Among the lowlights of the 2009 season were a pair of incidents with Greg Biffle in October. He and Joey traded paint in back-to-back Nationwide races. Biffle felt that Joey should have apologized after their first encounter. He made his point by banging into him in the second race, at the Auto Club Speedway in California.

Joey won that race—his fifth Nationwide victory of 2009—and as his dad ran to join him in Victory Lane, he gave Biffle the finger in front of thousands of fans. NASCAR pulled his card as punishment.

As the 2009 season ended, NASCAR’s Rookie of the Year award was all but a formality. Having started slow, finished strong, and experienced a year worth of bumps and bruises, Joey showed that a teenager can race with the old guys and more than hold his own.

That expereince helped him as he opened the 2010 season. Joey finished 20th at the Daytona 500. He followed that up with a pair Top 10 finishes, in the Auto Club 500 and then at the Shelby American.

There is no doubt that Joey is a special talent. No NASCAR driver has been this good, this young. In fact, it’s hard to recall a young gun with a brighter future ahead of him. Joey’s nickname is "Sliced Bread." In other words, racing fans think he’s the best thing to come around in a long, long time.

JOEY THE DRIVER

Joey is mature for his age, obviously, but he can also be young and impetuous. He is learning as he goes—not just the tracks, but the hang-ups and habits of his fellow drivers too. Joey has had to earn their respect, and in most cases he has. For some, Joey still must prove that he can be trusted in close quarters. And when he makes mistakes he needs to apologize. It's all part of becoming one of the boys.

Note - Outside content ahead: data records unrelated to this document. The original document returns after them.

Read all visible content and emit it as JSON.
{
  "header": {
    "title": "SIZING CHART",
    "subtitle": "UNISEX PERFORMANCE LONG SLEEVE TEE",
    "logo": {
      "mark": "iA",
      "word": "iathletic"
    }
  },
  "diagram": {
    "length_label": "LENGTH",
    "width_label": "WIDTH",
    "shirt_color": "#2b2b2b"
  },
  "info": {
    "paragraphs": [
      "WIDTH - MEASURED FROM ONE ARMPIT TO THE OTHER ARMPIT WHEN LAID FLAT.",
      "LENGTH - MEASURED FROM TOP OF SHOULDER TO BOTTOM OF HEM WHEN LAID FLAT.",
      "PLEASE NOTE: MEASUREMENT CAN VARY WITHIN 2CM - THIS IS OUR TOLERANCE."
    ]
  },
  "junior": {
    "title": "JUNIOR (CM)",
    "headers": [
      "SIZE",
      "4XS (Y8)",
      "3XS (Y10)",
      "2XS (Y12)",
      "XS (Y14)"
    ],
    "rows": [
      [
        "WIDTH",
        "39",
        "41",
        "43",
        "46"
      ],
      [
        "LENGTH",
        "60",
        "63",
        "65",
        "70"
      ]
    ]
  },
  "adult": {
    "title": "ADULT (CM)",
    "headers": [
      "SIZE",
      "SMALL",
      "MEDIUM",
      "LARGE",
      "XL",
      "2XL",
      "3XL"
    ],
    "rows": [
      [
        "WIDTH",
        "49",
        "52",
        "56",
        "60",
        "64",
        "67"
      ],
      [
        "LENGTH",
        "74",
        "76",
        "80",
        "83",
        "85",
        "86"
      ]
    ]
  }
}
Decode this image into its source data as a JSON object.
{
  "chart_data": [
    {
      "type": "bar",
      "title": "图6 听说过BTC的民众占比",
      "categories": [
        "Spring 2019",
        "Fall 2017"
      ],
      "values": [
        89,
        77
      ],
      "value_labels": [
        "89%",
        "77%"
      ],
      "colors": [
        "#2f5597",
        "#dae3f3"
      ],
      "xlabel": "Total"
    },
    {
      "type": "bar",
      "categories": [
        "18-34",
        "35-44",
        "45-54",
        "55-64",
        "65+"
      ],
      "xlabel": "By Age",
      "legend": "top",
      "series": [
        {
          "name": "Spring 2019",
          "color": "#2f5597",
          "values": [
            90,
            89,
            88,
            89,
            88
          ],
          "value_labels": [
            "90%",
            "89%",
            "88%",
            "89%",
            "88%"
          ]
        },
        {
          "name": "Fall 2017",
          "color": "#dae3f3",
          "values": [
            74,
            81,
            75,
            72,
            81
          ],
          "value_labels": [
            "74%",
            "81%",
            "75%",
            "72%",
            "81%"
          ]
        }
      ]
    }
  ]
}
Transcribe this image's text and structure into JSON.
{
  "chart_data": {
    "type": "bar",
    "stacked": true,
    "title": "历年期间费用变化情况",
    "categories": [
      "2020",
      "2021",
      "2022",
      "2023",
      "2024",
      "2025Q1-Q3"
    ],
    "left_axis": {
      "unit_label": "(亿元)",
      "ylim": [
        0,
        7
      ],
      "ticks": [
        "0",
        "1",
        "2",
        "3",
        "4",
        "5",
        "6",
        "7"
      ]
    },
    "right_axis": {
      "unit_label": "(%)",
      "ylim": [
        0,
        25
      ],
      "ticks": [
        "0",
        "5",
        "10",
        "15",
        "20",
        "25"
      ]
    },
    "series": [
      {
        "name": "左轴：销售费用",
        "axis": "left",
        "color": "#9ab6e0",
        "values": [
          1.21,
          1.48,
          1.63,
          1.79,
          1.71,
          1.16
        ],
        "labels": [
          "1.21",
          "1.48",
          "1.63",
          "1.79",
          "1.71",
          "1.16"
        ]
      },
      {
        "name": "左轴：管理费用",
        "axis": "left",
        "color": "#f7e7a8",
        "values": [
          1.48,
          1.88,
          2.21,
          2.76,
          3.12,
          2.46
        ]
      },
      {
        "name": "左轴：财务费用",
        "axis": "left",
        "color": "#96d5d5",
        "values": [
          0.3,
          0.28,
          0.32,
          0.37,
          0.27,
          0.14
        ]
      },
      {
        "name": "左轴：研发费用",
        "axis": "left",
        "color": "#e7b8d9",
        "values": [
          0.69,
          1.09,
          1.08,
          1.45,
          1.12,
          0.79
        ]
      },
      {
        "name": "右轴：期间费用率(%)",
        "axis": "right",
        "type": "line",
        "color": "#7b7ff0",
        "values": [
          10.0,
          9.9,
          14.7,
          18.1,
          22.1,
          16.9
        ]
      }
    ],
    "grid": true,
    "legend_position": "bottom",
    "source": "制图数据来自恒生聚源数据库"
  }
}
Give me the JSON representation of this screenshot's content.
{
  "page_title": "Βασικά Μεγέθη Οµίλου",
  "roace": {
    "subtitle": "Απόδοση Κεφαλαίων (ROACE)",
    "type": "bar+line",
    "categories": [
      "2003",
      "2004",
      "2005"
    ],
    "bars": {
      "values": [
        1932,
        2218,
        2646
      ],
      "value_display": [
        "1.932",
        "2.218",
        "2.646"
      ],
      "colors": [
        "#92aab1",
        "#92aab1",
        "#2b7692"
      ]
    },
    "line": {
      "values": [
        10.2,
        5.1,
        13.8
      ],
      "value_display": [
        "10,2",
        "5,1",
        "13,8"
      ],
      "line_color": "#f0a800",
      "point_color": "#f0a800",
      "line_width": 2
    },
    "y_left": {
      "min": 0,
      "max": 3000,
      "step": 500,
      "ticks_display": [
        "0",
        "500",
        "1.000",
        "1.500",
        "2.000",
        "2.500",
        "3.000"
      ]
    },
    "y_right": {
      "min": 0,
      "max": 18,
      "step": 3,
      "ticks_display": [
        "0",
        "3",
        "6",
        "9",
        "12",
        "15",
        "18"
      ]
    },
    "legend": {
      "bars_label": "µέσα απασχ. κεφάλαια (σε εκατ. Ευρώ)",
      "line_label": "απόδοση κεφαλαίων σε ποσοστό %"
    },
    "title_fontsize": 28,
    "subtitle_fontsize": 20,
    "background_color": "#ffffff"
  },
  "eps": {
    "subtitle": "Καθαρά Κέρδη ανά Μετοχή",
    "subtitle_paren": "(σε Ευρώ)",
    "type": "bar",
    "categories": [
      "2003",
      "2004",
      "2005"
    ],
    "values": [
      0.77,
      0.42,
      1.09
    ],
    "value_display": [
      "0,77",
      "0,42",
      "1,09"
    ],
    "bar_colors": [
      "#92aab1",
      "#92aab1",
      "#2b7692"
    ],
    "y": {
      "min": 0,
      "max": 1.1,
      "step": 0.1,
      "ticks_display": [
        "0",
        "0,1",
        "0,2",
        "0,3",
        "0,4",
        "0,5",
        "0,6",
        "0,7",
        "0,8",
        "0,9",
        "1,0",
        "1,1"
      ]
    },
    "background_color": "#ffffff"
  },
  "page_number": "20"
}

When racing folks call Joey a prodigy, often they are talking about the little things. For instance, it takes Joey just a handful of laps around a track to find the correct lines, and he is also good at feeding his team accurate information so they can adjust during a race. Joey controls his car like a veteran. He is quick when he needs to be, but also remarkably patient. Joey will need to be even more patient to win the 400- and 500-mile races.